(Investir au Cameroun) - Le gouvernement camerounais s’oppose à la hausse de 20% des tarifs du gaz naturel distribué à une trentaine d’entreprises industrielles dans la ville de Douala. Cette décision prise par le fournisseur Gaz du Cameroun (GDC), filiale locale du Britannique Victoria Oil & Gas (VOG), qui exploite les champs gaziers de Logbaba, dans la région du Littoral, est prévue pour entrer en vigueur le 1er juin 2023.
En effet, dans une lettre adressée le 30 mai 2023 au directeur général de GDC, le ministre du Commerce, Luc Magloire Mbarga (photo), rappelle à ce dernier « qu’aux termes des dispositions pertinentes du décret no 2023/232 du 4 mai 2023 fixant les modalités d’application de la loi no 2019/008 du 25 avril 2019 portant Code pétrolier, le prix du gaz naturel commercialisé sur le marché domestique est soumis à la procédure d’homologation préalable. Vous voudrez bien, par conséquent, surseoir à votre décision d’augmentation de vos prix et me faire tenir, aux fins d’instruction, le dossier technique y relatif ».

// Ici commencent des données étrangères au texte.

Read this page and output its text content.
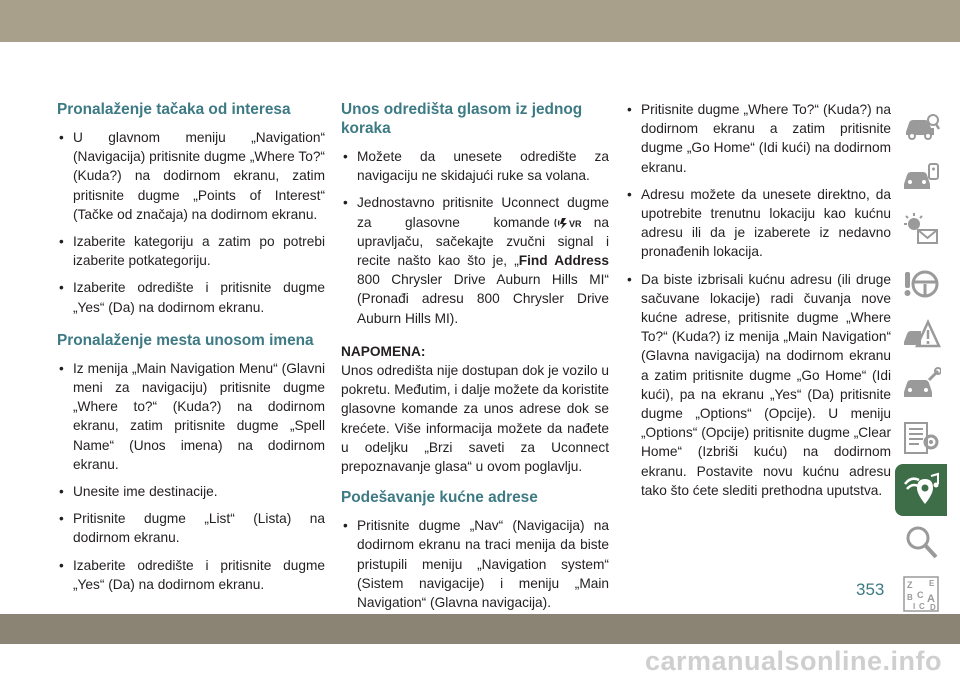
Pronalaženje tačaka od interesa
• U glavnom meniju „Navigation“ (Navigacija) pritisnite dugme „Where To?“ (Kuda?) na dodirnom ekranu, zatim pritisnite dugme „Points of Interest“ (Tačke od značaja) na dodirnom ekranu.
• Izaberite kategoriju a zatim po potrebi izaberite potkategoriju.
• Izaberite odredište i pritisnite dugme „Yes“ (Da) na dodirnom ekranu.
Pronalaženje mesta unosom imena
• Iz menija „Main Navigation Menu“ (Glavni meni za navigaciju) pritisnite dugme „Where to?“ (Kuda?) na dodirnom ekranu, zatim pritisnite dugme „Spell Name“ (Unos imena) na dodirnom ekranu.
• Unesite ime destinacije.
• Pritisnite dugme „List“ (Lista) na dodirnom ekranu.
• Izaberite odredište i pritisnite dugme „Yes“ (Da) na dodirnom ekranu.
Unos odredišta glasom iz jednog koraka
• Možete da unesete odredište za navigaciju ne skidajući ruke sa volana.
• Jednostavno pritisnite Uconnect dugme za glasovne komande VR na upravljaču, sačekajte zvučni signal i recite našto kao što je, „Find Address 800 Chrysler Drive Auburn Hills MI“ (Pronađi adresu 800 Chrysler Drive Auburn Hills MI).
NAPOMENA:
Unos odredišta nije dostupan dok je vozilo u pokretu. Međutim, i dalje možete da koristite glasovne komande za unos adrese dok se krećete. Više informacija možete da nađete u odeljku „Brzi saveti za Uconnect prepoznavanje glasa“ u ovom poglavlju.
Podešavanje kućne adrese
• Pritisnite dugme „Nav“ (Navigacija) na dodirnom ekranu na traci menija da biste pristupili meniju „Navigation system“ (Sistem navigacije) i meniju „Main Navigation“ (Glavna navigacija).
• Pritisnite dugme „Where To?“ (Kuda?) na dodirnom ekranu a zatim pritisnite dugme „Go Home“ (Idi kući) na dodirnom ekranu.
• Adresu možete da unesete direktno, da upotrebite trenutnu lokaciju kao kućnu adresu ili da je izaberete iz nedavno pronađenih lokacija.
• Da biste izbrisali kućnu adresu (ili druge sačuvane lokacije) radi čuvanja nove kućne adrese, pritisnite dugme „Where To?“ (Kuda?) iz menija „Main Navigation“ (Glavna navigacija) na dodirnom ekranu a zatim pritisnite dugme „Go Home“ (Idi kući), pa na ekranu „Yes“ (Da) pritisnite dugme „Options“ (Opcije). U meniju „Options“ (Opcije) pritisnite dugme „Clear Home“ (Izbriši kuću) na dodirnom ekranu. Postavite novu kućnu adresu tako što ćete slediti prethodna uputstva.
Z E
B C A
I C D
353
carmanualsonline.info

En d’autres termes, en procédant unilatéralement à l’augmentation des prix du gaz naturel, GDC a enfreint la règlementation en vigueur au Cameroun. En effet, en son article 115, alinéa 2-a, le décret d’application du Code pétrolier du 4 mai 2023 stipule que « le prix du marché des hydrocarbures gazeux vendus sur le marché domestique est soumis à la procédure d’homologation préalable par le ministre chargé des prix », qui est le ministre du Commerce dans le cas présent. En fait d’homologation, il s’agit pour l’opérateur économique désireux de revaloriser ses prix de les soumettre préalablement à l’approbation du gouvernement, avec tous les éléments justificatifs de l’augmentation sollicitée. En fonction des contingences et des éléments justificatifs, le gouvernement peut alors simplement rejeter le projet, réduire la proportion de l’augmentation, ou alors l’approuver intégralement.
Hausse des coûts de production
Pour rappel, c’est dans une lettre adressée à ses clients le 15 mai 2023 que GDC a annoncé la hausse de ses tarifs de 20%, à compter du 1er juin 2023. L’entreprise explique cette « première augmentation des prix en 10 ans » par « la hausse significative de ses coûts opérationnels », en raison de la conjoncture globale. Cette décision unilatérale, que le gouvernement camerounais va réexaminer conformément à la règlementation, survient après l’extension au gaz naturel de la taxe spéciale sur les produits pétroliers (TSPP). Contenue dans la loi de finances 2023 de l’État du Cameroun, cette extension impose depuis janvier 2023 aux entreprises consommatrices de gaz industriel de payer au fisc une taxe de 70 FCFA pour chaque mètre cube de gaz consommé.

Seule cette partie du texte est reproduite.